Today, however, more mundane matters were being discussed. Simple, yet deadly, assassination. ‘Benjamin has been given his target,’ Acunes told the assembled kananaios council.
‘And his sicarii knife?’ asked Ephraim who roared with laughter at his own cleverness until he realised that no one else was laughing with him. ‘And I say unto you, good luck and fortune to that most blessed of our sons of Zealotry, that he may strike quickly; like the scorpion, and with much secrecy.’
Though he was stating the obvious, Ephraim’s rousing wishes were met with a murmured chorus of approval. ‘What say you, Matthew?’ he asked, seeking the support of his leader.
‘Knives into black hearts,’ said Basellas in a slow, almost painful drawl. ‘Black Roman hearts.

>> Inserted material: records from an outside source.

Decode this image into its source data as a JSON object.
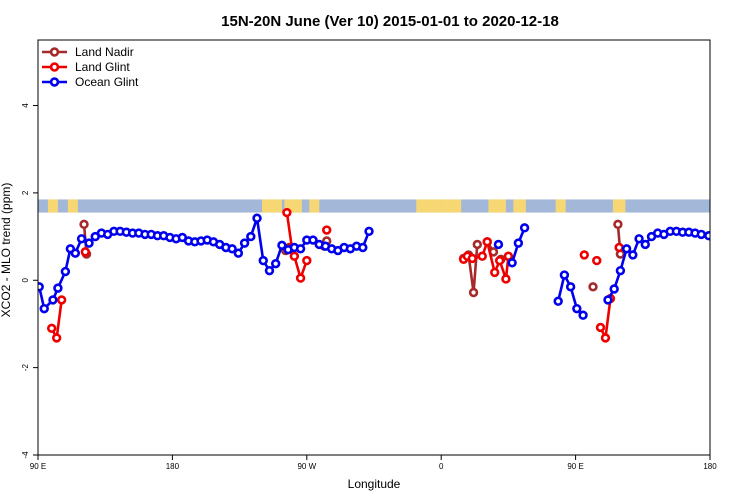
{
  "chart_data": {
    "type": "line",
    "title": "15N-20N June (Ver 10)   2015-01-01 to 2020-12-18",
    "xlabel": "Longitude",
    "ylabel": "XCO2 - MLO trend (ppm)",
    "xlim": [
      -90,
      180
    ],
    "ylim": [
      -4,
      5.5
    ],
    "x_ticks": [
      {
        "value": -90,
        "label": "90 E"
      },
      {
        "value": -36,
        "label": "180"
      },
      {
        "value": 18,
        "label": "90 W"
      },
      {
        "value": 72,
        "label": "0"
      },
      {
        "value": 126,
        "label": "90 E"
      },
      {
        "value": 180,
        "label": "180"
      }
    ],
    "y_ticks": [
      {
        "value": -4,
        "label": "-4"
      },
      {
        "value": -2,
        "label": "-2"
      },
      {
        "value": 0,
        "label": "0"
      },
      {
        "value": 2,
        "label": "2"
      },
      {
        "value": 4,
        "label": "4"
      }
    ],
    "legend_position": "top-left",
    "land_ocean_strip": {
      "y_range": [
        1.55,
        1.85
      ],
      "ocean_color": "#a3b8d8",
      "land_color": "#f7d774"
    },
    "series": [
      {
        "name": "Land Nadir",
        "color": "#a52a2a",
        "segments": [
          [
            [
              -71.5,
              1.28
            ],
            [
              -70.5,
              0.6
            ]
          ],
          [
            [
              9.5,
              0.68
            ],
            [
              11,
              0.75
            ]
          ],
          [
            [
              25,
              0.78
            ],
            [
              26,
              0.9
            ]
          ],
          [
            [
              81,
              0.5
            ]
          ],
          [
            [
              83,
              0.58
            ],
            [
              85,
              -0.28
            ],
            [
              86.5,
              0.82
            ]
          ],
          [
            [
              90.5,
              0.88
            ],
            [
              93,
              0.65
            ]
          ],
          [
            [
              96,
              0.48
            ]
          ],
          [
            [
              133,
              -0.15
            ]
          ],
          [
            [
              143,
              1.28
            ],
            [
              144,
              0.6
            ]
          ]
        ]
      },
      {
        "name": "Land Glint",
        "color": "#ee0000",
        "segments": [
          [
            [
              -84.5,
              -1.1
            ],
            [
              -82.5,
              -1.32
            ],
            [
              -80.5,
              -0.45
            ]
          ],
          [
            [
              -71,
              0.65
            ]
          ],
          [
            [
              10,
              1.55
            ],
            [
              12,
              0.75
            ],
            [
              13,
              0.55
            ],
            [
              15.5,
              0.05
            ],
            [
              18,
              0.45
            ]
          ],
          [
            [
              26,
              1.15
            ]
          ],
          [
            [
              81,
              0.48
            ]
          ],
          [
            [
              82.5,
              0.55
            ],
            [
              84.5,
              0.5
            ],
            [
              88.5,
              0.55
            ],
            [
              90.5,
              0.88
            ],
            [
              93.5,
              0.18
            ],
            [
              95.5,
              0.45
            ],
            [
              98,
              0.03
            ],
            [
              99,
              0.55
            ]
          ],
          [
            [
              134.5,
              0.45
            ]
          ],
          [
            [
              129.5,
              0.58
            ]
          ],
          [
            [
              136,
              -1.08
            ],
            [
              138,
              -1.32
            ],
            [
              140,
              -0.42
            ]
          ],
          [
            [
              143.5,
              0.75
            ]
          ]
        ]
      },
      {
        "name": "Ocean Glint",
        "color": "#0000ee",
        "segments": [
          [
            [
              -89.5,
              -0.15
            ],
            [
              -87.5,
              -0.65
            ],
            [
              -84,
              -0.45
            ],
            [
              -82,
              -0.18
            ],
            [
              -79,
              0.2
            ],
            [
              -77,
              0.72
            ],
            [
              -75,
              0.62
            ],
            [
              -72.5,
              0.95
            ],
            [
              -69.5,
              0.85
            ],
            [
              -67,
              1.0
            ],
            [
              -64.5,
              1.08
            ],
            [
              -62,
              1.05
            ],
            [
              -59.5,
              1.12
            ],
            [
              -57,
              1.12
            ],
            [
              -54.5,
              1.1
            ],
            [
              -52,
              1.08
            ],
            [
              -49.5,
              1.08
            ],
            [
              -47,
              1.05
            ],
            [
              -44.5,
              1.05
            ],
            [
              -42,
              1.02
            ],
            [
              -39.5,
              1.02
            ],
            [
              -37,
              0.98
            ],
            [
              -34.5,
              0.95
            ],
            [
              -32,
              0.98
            ],
            [
              -29.5,
              0.9
            ],
            [
              -27,
              0.88
            ],
            [
              -24.5,
              0.9
            ],
            [
              -22,
              0.92
            ],
            [
              -19.5,
              0.88
            ],
            [
              -17,
              0.82
            ],
            [
              -14.5,
              0.75
            ],
            [
              -12,
              0.72
            ],
            [
              -9.5,
              0.62
            ],
            [
              -7,
              0.85
            ],
            [
              -4.5,
              1.0
            ],
            [
              -2,
              1.42
            ],
            [
              0.5,
              0.45
            ],
            [
              3,
              0.22
            ],
            [
              5.5,
              0.38
            ],
            [
              8,
              0.8
            ],
            [
              10.5,
              0.7
            ],
            [
              13,
              0.75
            ],
            [
              15.5,
              0.72
            ],
            [
              18,
              0.92
            ],
            [
              20.5,
              0.92
            ],
            [
              23,
              0.82
            ],
            [
              25.5,
              0.78
            ],
            [
              28,
              0.72
            ],
            [
              30.5,
              0.68
            ],
            [
              33,
              0.75
            ],
            [
              35.5,
              0.72
            ],
            [
              38,
              0.78
            ],
            [
              40.5,
              0.75
            ],
            [
              43,
              1.12
            ]
          ],
          [
            [
              95,
              0.82
            ]
          ],
          [
            [
              100.5,
              0.4
            ],
            [
              103,
              0.85
            ],
            [
              105.5,
              1.2
            ]
          ],
          [
            [
              139,
              -0.45
            ],
            [
              141.5,
              -0.2
            ],
            [
              144,
              0.22
            ],
            [
              146.5,
              0.72
            ],
            [
              149,
              0.58
            ],
            [
              151.5,
              0.95
            ],
            [
              154,
              0.82
            ],
            [
              156.5,
              1.0
            ],
            [
              159,
              1.08
            ],
            [
              161.5,
              1.05
            ],
            [
              164,
              1.12
            ],
            [
              166.5,
              1.12
            ],
            [
              169,
              1.1
            ],
            [
              171.5,
              1.1
            ],
            [
              174,
              1.08
            ],
            [
              176.5,
              1.05
            ],
            [
              179.5,
              1.02
            ]
          ],
          [
            [
              119,
              -0.48
            ],
            [
              121.5,
              0.12
            ],
            [
              124,
              -0.15
            ],
            [
              126.5,
              -0.65
            ],
            [
              129,
              -0.8
            ]
          ]
        ]
      }
    ]
  }
}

Yes. Black. Like their eyes, mirrors to their black souls...’
Ephraim and Yewhe exchanged nervous glances and then, almost simultaneously, offered their verbal support.
‘Fine words, Matthew,’ noted Ephraim.
‘I shall follow you to the ends of the earth, my leader,’
noted Yewhe.
And both, despite the livid madness bubbling in the eyes of their commander, meant every word.
An aerial view of the city would only be possible for birds and angels but let us suppose, for the briefest of moments, that our winged traveller existed outside of the realms of fantasy.
High above the rooftops of the Jewish quarter, the highest point within the city was the tower of Nebuchadnezzar, named after the Babylonian king whose dreams the prophet Daniel had successfully interpreted. At its very apex, the Pharisees Titus and Phasaei stood against the stone ramparts, hundreds of feet above the ant-like people milling around below them. It was, both men simultaneously decided, like a vision of hell from the heights of heaven.